-¿Qué has estado haciendo desde el martes?
-Me fui a la capital, hacía calor de primavera y por primera vez en muchos años, en un viñedo, vi trabajando a una pequeña multitud de unas diez a quince personas. También, con cierta aprensión, que le están poniendo al puente, uno de los más altos y largos, unos tirantes sobre que sacarán unas aletas para ensancharlo. Y vi cigüeñas. Unas volaban, otras, desde lo lato de las torres de las conducciones de alta tensión, señalaban, sin darle importancia, no sé qué punto cardinal, con la longitud afilada de su pico.
Trabajo, papeles, ese sueño desapacible de cualquier noche de hotel, durante que sabes, pero se te olvida, que no estás en tu cama, y duermes, pero consciente de que no es un sueño dormido en territorio habitual, con los rutinarios sonidos de otras noches en torno.
Más trabajo, más papeles, y de nuevo camino de casa, ahora con la insólita concurrencia de una lluvia paciente a veces, otras apresurada, como con prisa por acabar de llover e irse. Lluvia y noche se conjugan como si la parte más alta de la oscuridad se estuviera licuando y nadie puede asegurar que no sea así y mañana los ríos bajarán oscuros, como los ríos de las viejas cuencas carboneras, con las entrañas vacías de truchas, de algún modo amenazadores como lo es siempre lo que tira a negro, como aire de noche, que hasta puede dar miedo respirarlo.

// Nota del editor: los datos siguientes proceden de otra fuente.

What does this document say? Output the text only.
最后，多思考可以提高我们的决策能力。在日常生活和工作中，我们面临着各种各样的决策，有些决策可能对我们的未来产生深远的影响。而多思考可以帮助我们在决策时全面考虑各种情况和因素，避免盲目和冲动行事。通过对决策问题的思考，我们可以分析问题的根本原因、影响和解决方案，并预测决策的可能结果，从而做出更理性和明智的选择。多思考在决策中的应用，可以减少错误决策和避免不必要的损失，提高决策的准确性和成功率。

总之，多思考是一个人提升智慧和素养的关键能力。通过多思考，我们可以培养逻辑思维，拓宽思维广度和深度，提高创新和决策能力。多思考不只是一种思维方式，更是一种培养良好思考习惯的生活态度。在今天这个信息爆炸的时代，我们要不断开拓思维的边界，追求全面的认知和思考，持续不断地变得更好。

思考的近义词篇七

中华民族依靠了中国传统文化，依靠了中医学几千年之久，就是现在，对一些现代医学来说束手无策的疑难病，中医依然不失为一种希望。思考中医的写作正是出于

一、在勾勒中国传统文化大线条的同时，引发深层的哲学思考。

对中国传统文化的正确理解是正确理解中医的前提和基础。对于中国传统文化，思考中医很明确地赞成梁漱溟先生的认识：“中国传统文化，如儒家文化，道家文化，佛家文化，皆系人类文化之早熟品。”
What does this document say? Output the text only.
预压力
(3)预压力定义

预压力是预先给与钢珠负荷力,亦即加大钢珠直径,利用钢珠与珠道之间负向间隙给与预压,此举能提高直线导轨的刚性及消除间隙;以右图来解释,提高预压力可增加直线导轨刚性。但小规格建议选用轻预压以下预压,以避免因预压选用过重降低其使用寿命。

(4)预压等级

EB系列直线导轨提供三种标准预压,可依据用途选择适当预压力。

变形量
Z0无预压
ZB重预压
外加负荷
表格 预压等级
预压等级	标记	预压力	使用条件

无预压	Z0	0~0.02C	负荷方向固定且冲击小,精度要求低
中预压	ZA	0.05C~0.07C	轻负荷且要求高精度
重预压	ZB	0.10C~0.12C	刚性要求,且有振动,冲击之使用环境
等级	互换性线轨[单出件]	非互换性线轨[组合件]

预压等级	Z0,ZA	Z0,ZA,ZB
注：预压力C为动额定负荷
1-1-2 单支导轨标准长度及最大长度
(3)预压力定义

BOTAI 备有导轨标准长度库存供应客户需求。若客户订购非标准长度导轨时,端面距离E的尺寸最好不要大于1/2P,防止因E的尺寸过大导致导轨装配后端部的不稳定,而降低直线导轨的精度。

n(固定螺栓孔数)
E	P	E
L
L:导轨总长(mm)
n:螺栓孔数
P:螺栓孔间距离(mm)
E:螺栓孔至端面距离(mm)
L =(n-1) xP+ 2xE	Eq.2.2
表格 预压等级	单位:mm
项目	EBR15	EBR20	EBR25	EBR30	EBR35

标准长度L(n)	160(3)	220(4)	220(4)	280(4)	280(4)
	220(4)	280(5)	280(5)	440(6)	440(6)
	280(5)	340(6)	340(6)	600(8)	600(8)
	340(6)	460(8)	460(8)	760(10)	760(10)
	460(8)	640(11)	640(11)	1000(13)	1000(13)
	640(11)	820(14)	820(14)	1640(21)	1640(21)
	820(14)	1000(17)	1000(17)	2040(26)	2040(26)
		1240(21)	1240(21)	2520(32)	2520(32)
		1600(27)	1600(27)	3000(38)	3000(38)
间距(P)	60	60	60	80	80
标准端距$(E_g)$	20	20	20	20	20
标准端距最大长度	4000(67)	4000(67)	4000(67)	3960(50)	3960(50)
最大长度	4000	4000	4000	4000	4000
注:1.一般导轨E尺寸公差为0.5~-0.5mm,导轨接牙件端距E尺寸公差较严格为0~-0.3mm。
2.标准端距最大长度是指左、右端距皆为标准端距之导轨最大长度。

Y hoy, que ya es jueves, con los papeles a cuestas y el trabajo hecho, a la otra ciudad más pequeña, a consolarnos entre libros amigos y la confortable sensación que produce que incluso los que discuten contigo, en este caso conmigo, son casi todos conocidos, y no como ayer, cuando iba por la calle y todas las caras pasaban y pasaban, cada una con su expresión y su palabra, acaso, recién dicha, o pendiente, o ya quemándole en la boca, y pude volver a experimentar esa sensación de la paradójica soledad de en medio de una multitud de desconocidos.